People mistake, by choice, what it means to be with their experience. They believe they only have two options: either sit in the mental skybox and look at their experience, or wallow and drown in their experience. They either stuff or splatter. They then either dissociate or emote, but they do not feel, and they cannot empathize or love.
If we register a feeling from our head, then translate it into words and work with the words, we have chosen not to feel but instead to think about feeling. The difference is gigantic. We have made our internal experience abstract. Abstracting allows for no feeling, no love, and no care; it only allows for doing it “my” way.
If we think our feelings, we are paying attention to a series of ideas that we want to keep – the preset narrative, our preferred story. So we position ourselves where we believe we should be in the story, and that’s it. Once we do this, everyone involved, including ourselves, becomes a character, a moving piece in that story. Everybody’s an object, including us.
If we are not feeling and don’t see feeling as the solution, then all we believe we need to do is change our behavior. Behavior modification has nothing to do with feeling. But behavior modification is just a band-aid that will fall off in time. Feeling is closer to our underlying motivation, so it will seep through our behavior modification, no matter how conscientiously we alter our outward behavior. At some point, we have to own and master our feelings, or they will continue to master us. So our solution can’t be “I’m just going to do the opposite of what I would habitually do”. Are you willing to be with your experience, whatever it is, let whatever comes up come up from that experience, and function appropriately?

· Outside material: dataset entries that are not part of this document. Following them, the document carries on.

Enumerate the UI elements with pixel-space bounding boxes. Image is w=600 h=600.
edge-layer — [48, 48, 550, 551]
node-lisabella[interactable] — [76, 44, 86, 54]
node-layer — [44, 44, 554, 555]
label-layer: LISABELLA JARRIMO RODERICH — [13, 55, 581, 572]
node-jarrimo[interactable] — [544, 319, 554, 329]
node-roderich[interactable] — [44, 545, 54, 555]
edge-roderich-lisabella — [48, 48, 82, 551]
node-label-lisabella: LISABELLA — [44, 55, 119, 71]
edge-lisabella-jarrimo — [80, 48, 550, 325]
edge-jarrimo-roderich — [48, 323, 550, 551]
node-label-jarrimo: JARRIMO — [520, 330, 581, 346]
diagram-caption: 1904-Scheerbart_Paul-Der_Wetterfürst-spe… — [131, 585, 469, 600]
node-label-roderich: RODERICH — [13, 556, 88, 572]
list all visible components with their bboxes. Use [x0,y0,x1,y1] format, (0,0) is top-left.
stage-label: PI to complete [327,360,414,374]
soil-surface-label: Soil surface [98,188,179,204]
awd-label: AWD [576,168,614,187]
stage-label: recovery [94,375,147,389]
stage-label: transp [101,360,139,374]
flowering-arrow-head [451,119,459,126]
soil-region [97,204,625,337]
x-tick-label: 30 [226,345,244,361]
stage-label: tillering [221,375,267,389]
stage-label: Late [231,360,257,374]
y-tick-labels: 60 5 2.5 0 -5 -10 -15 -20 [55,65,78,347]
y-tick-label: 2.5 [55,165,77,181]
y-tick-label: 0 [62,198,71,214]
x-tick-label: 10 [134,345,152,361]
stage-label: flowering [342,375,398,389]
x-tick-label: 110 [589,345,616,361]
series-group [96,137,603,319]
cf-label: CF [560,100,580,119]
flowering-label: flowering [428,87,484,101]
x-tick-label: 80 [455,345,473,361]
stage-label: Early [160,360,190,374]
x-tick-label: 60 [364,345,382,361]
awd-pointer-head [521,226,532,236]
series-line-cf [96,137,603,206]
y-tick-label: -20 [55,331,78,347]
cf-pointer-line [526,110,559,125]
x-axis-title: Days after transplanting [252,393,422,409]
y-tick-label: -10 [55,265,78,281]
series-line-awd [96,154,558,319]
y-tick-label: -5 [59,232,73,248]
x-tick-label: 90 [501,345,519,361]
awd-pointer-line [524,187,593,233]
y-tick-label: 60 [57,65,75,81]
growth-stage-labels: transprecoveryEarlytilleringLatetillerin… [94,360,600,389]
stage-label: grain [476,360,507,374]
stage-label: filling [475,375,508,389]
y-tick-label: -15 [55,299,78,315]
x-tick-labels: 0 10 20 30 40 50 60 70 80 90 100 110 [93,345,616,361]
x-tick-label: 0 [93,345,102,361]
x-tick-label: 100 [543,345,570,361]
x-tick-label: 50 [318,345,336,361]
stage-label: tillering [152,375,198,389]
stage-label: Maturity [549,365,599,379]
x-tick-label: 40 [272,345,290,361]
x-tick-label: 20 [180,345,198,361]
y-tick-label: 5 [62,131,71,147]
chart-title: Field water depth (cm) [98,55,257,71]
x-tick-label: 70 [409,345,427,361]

Many people who know better than to trust in behavior modification believe that they can bypass their felt experience inwardly. They think that if they get underneath a vibration, they have handled it. But getting underneath a vibration does not mean it has gone away. You will still at some point have to face it, own it, be with it, master it, and transcend it. And you can’t really get underneath a vibration until you have owned it, anyway, so most of these people are fooling themselves from the start.
What these people are in fact doing is trying to evade feeling. But avoiding feeling means that we do not love ourselves enough to be with whatever experience comes up within us. We deny who we really are, see ourselves as having no intrinsic value, and look outside ourselves for justification for our existence. When we do this, our own feelings have no worth to us, and we would rather not acknowledge them. We instead take refuge in “positive” ideas.
As we go inward, we move from all too apparent, where our feelings are running us completely, to alternating, at which point there are times when we appear to have restraint and awareness. Only when we have attenuated our feelings can we show consistent restraint and appropriate expression. We have owned our feelings and are willing to use them as the situation requires. Eventually we achieve complete mastery of our feelings, which is referred to as dormancy. It is not that we do not feel, but that we feel cleanly and clearly without attachment.
This process of mastering our feelings takes guidance, time, effort, and courage. We need to rely on the Guru to guide us through the maze of our vibrations. It takes time and consistent effort to map the territory of our feelings. And we have to have courage to feel all that we have to feel.
Our models in this practice are the monk and the warrior. The monk and the warrior are very similar, and respect each other. Both have to face the enemy, and the first enemy is ourselves. If we don’t face ourselves, we will never be monks or warriors—or warrior monks, or monk warriors. There is no place here for timidity.
Wimp | Courageous / warrior |
Cautious | Foolhardy |
In The Art of War, Sun Tzu says that in order to be a successful strategist, you must know yourself, know the terrain, and know the enemy. Much of the struggle in our lives, indeed most of it, is with our own feelings. With courage, tenacity, and trust in the Guru, we can own, master, and transcend our inner vibrations and achieve the interior stillness in which Love arises.